Высокое напряжение
Шрифт:
Было очень удачно, что лейтенант Фил оказался волком-одиночкой – без семьи, без работы, без родителей, практически без знакомых. Именно таких разыскивали по всем биржам труда и даже по вокзалам и помойкам пронырливые агенты Бекешина. Правда, идея отбора кадров именно по этому принципу принадлежала не ему, а Андрею Михайловичу. В каком-то смысле это было верно: человек, не обремененный семьей, легче переносит длящиеся по несколько месяцев командировки, да и платить ему можно не так много, как солидному, знающему себе цену, квалифицированному да еще к тому же и вынужденному кормить семью работяге. Это была, конечно, копеечная экономия, но в данном случае Бекешин был полностью согласен с поговоркой, утверждавшей, что копейка рубль бережет.
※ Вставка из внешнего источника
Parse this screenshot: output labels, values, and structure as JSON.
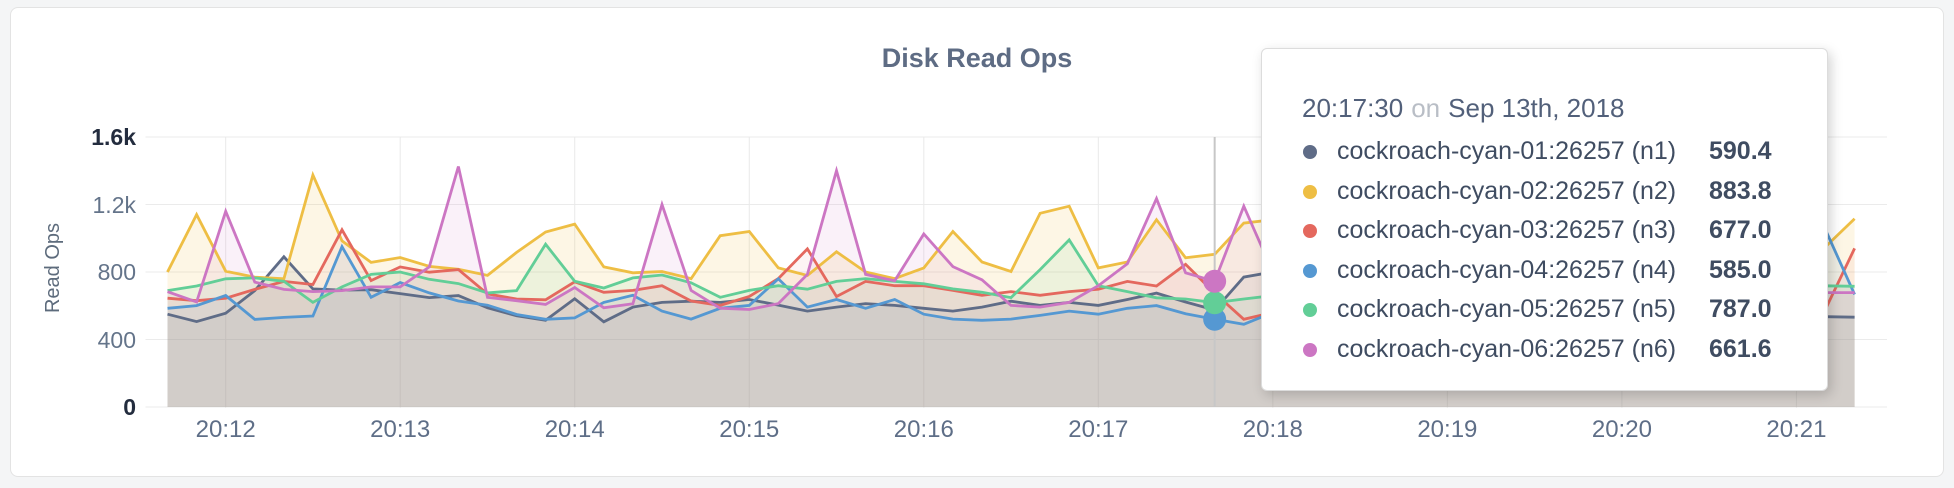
{
  "window": {
    "background": "#f4f5f6",
    "card_background": "#ffffff",
    "card_border": "#e3e3e3"
  },
  "chart_data": {
    "type": "line",
    "title": "Disk Read Ops",
    "ylabel": "Read Ops",
    "xlabel": "",
    "ylim": [
      0,
      1600
    ],
    "grid": true,
    "legend_position": "tooltip",
    "y_ticks": [
      {
        "label": "0",
        "value": 0,
        "emphasis": true
      },
      {
        "label": "400",
        "value": 400,
        "emphasis": false
      },
      {
        "label": "800",
        "value": 800,
        "emphasis": false
      },
      {
        "label": "1.2k",
        "value": 1200,
        "emphasis": false
      },
      {
        "label": "1.6k",
        "value": 1600,
        "emphasis": true
      }
    ],
    "x_ticks": [
      {
        "label": "20:12",
        "index": 2
      },
      {
        "label": "20:13",
        "index": 8
      },
      {
        "label": "20:14",
        "index": 14
      },
      {
        "label": "20:15",
        "index": 20
      },
      {
        "label": "20:16",
        "index": 26
      },
      {
        "label": "20:17",
        "index": 32
      },
      {
        "label": "20:18",
        "index": 38
      },
      {
        "label": "20:19",
        "index": 44
      },
      {
        "label": "20:20",
        "index": 50
      },
      {
        "label": "20:21",
        "index": 56
      }
    ],
    "x_times": [
      "20:11:40",
      "20:11:50",
      "20:12:00",
      "20:12:10",
      "20:12:20",
      "20:12:30",
      "20:12:40",
      "20:12:50",
      "20:13:00",
      "20:13:10",
      "20:13:20",
      "20:13:30",
      "20:13:40",
      "20:13:50",
      "20:14:00",
      "20:14:10",
      "20:14:20",
      "20:14:30",
      "20:14:40",
      "20:14:50",
      "20:15:00",
      "20:15:10",
      "20:15:20",
      "20:15:30",
      "20:15:40",
      "20:15:50",
      "20:16:00",
      "20:16:10",
      "20:16:20",
      "20:16:30",
      "20:16:40",
      "20:16:50",
      "20:17:00",
      "20:17:10",
      "20:17:20",
      "20:17:30",
      "20:17:40",
      "20:17:50",
      "20:18:00",
      "20:18:10",
      "20:18:20",
      "20:18:30",
      "20:18:40",
      "20:18:50",
      "20:19:00",
      "20:19:10",
      "20:19:20",
      "20:19:30",
      "20:19:40",
      "20:19:50",
      "20:20:00",
      "20:20:10",
      "20:20:20",
      "20:20:30",
      "20:20:40",
      "20:20:50",
      "20:21:00",
      "20:21:10",
      "20:21:20"
    ],
    "series": [
      {
        "name": "cockroach-cyan-01:26257 (n1)",
        "short": "n1",
        "color": "#5F6C87",
        "values": [
          550,
          506,
          556,
          690,
          890,
          700,
          693,
          695,
          672,
          648,
          660,
          588,
          541,
          514,
          641,
          505,
          592,
          620,
          627,
          620,
          637,
          604,
          568,
          592,
          613,
          602,
          585,
          568,
          592,
          627,
          602,
          620,
          602,
          637,
          675,
          622,
          575,
          770,
          800,
          740,
          660,
          600,
          570,
          590,
          620,
          645,
          610,
          575,
          595,
          615,
          600,
          575,
          558,
          545,
          555,
          542,
          538,
          535,
          532
        ]
      },
      {
        "name": "cockroach-cyan-02:26257 (n2)",
        "short": "n2",
        "color": "#EEBE44",
        "values": [
          800,
          1140,
          805,
          770,
          760,
          1375,
          984,
          857,
          886,
          833,
          816,
          780,
          916,
          1037,
          1084,
          830,
          795,
          803,
          761,
          1015,
          1040,
          824,
          779,
          920,
          800,
          761,
          824,
          1040,
          859,
          803,
          1148,
          1190,
          824,
          859,
          1110,
          884,
          905,
          1090,
          1110,
          960,
          870,
          820,
          900,
          1010,
          950,
          865,
          815,
          780,
          855,
          925,
          860,
          800,
          760,
          820,
          885,
          845,
          800,
          950,
          1115
        ]
      },
      {
        "name": "cockroach-cyan-03:26257 (n3)",
        "short": "n3",
        "color": "#E4685E",
        "values": [
          645,
          630,
          645,
          697,
          744,
          726,
          1050,
          749,
          830,
          799,
          814,
          670,
          640,
          635,
          742,
          680,
          691,
          719,
          628,
          602,
          655,
          761,
          937,
          655,
          744,
          719,
          719,
          691,
          662,
          684,
          662,
          684,
          698,
          744,
          717,
          845,
          675,
          520,
          560,
          620,
          705,
          755,
          690,
          640,
          612,
          660,
          725,
          782,
          800,
          740,
          680,
          640,
          662,
          700,
          682,
          660,
          640,
          580,
          940
        ]
      },
      {
        "name": "cockroach-cyan-04:26257 (n4)",
        "short": "n4",
        "color": "#5598D2",
        "values": [
          585,
          601,
          661,
          519,
          531,
          539,
          950,
          650,
          738,
          676,
          628,
          603,
          548,
          520,
          528,
          620,
          662,
          568,
          521,
          585,
          602,
          760,
          592,
          637,
          585,
          637,
          550,
          521,
          514,
          521,
          543,
          568,
          550,
          585,
          601,
          553,
          520,
          490,
          560,
          640,
          700,
          650,
          600,
          570,
          592,
          622,
          580,
          552,
          572,
          600,
          632,
          592,
          562,
          582,
          612,
          645,
          800,
          1050,
          667
        ]
      },
      {
        "name": "cockroach-cyan-05:26257 (n5)",
        "short": "n5",
        "color": "#62CE97",
        "values": [
          690,
          717,
          760,
          765,
          745,
          620,
          712,
          786,
          800,
          757,
          731,
          676,
          690,
          965,
          745,
          705,
          765,
          782,
          736,
          650,
          691,
          719,
          698,
          744,
          761,
          744,
          730,
          700,
          680,
          648,
          814,
          990,
          719,
          684,
          647,
          640,
          618,
          640,
          660,
          700,
          748,
          722,
          682,
          660,
          700,
          732,
          712,
          690,
          672,
          700,
          722,
          702,
          682,
          700,
          720,
          712,
          715,
          718,
          715
        ]
      },
      {
        "name": "cockroach-cyan-06:26257 (n6)",
        "short": "n6",
        "color": "#CC76C3",
        "values": [
          683,
          622,
          1160,
          740,
          697,
          684,
          690,
          712,
          712,
          830,
          1425,
          650,
          630,
          608,
          708,
          588,
          612,
          1200,
          691,
          585,
          578,
          613,
          786,
          1400,
          786,
          748,
          1025,
          832,
          754,
          602,
          592,
          620,
          719,
          849,
          1235,
          795,
          745,
          1190,
          800,
          740,
          690,
          660,
          680,
          710,
          690,
          665,
          680,
          700,
          690,
          670,
          682,
          695,
          680,
          670,
          678,
          682,
          680,
          678,
          678
        ]
      }
    ]
  },
  "hover": {
    "index": 36,
    "line_color": "#c7c7c7",
    "dots": [
      {
        "series": "n4",
        "value": 520,
        "color": "#5598D2"
      },
      {
        "series": "n5",
        "value": 618,
        "color": "#62CE97"
      },
      {
        "series": "n6",
        "value": 745,
        "color": "#CC76C3"
      }
    ]
  },
  "tooltip": {
    "time": "20:17:30",
    "on_word": "on",
    "date": "Sep 13th, 2018",
    "rows": [
      {
        "name": "cockroach-cyan-01:26257 (n1)",
        "value": "590.4",
        "color": "#5F6C87"
      },
      {
        "name": "cockroach-cyan-02:26257 (n2)",
        "value": "883.8",
        "color": "#EEBE44"
      },
      {
        "name": "cockroach-cyan-03:26257 (n3)",
        "value": "677.0",
        "color": "#E4685E"
      },
      {
        "name": "cockroach-cyan-04:26257 (n4)",
        "value": "585.0",
        "color": "#5598D2"
      },
      {
        "name": "cockroach-cyan-05:26257 (n5)",
        "value": "787.0",
        "color": "#62CE97"
      },
      {
        "name": "cockroach-cyan-06:26257 (n6)",
        "value": "661.6",
        "color": "#CC76C3"
      }
    ]
  }
}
Немного здесь, чуточку там – глядишь, и набежала очередная сотня тысяч, а сотня тысяч – это, дорогие граждане, уже такие деньги,
Бекешин перевел взгляд на стену, где в тонкой металлической рамке висела взятая под стекло художественная черно-белая фотография: закатное солнце, зубчатые силуэты поросших лесом сопок и решетчатые вышки опор ЛЭП, растопырившие железные руки. Это был своеобразный памятник его похороненной заживо выдумке, которая, как он теперь понимал, с самого начала была наивно-романтической, под стать лейтенанту Филу, этому большому ребенку с каменными мышцами. Бекешин представил себе, как должен смотреться старина Фил там, на самой верхотуре, в брезентовой робе с широким монтажным поясом, с каким-нибудь гаечным ключом в руке и со своей обычной мужественной миной, которая, кажется, намертво приросла к его физиономии. Картина получалась вполне гармоничная. Мужественная физиономия старины Фила была словно нарочно создана для таежных просторов, свежих ветров и, конечно же, гаечных ключей – куда же без них-то, в самом деле…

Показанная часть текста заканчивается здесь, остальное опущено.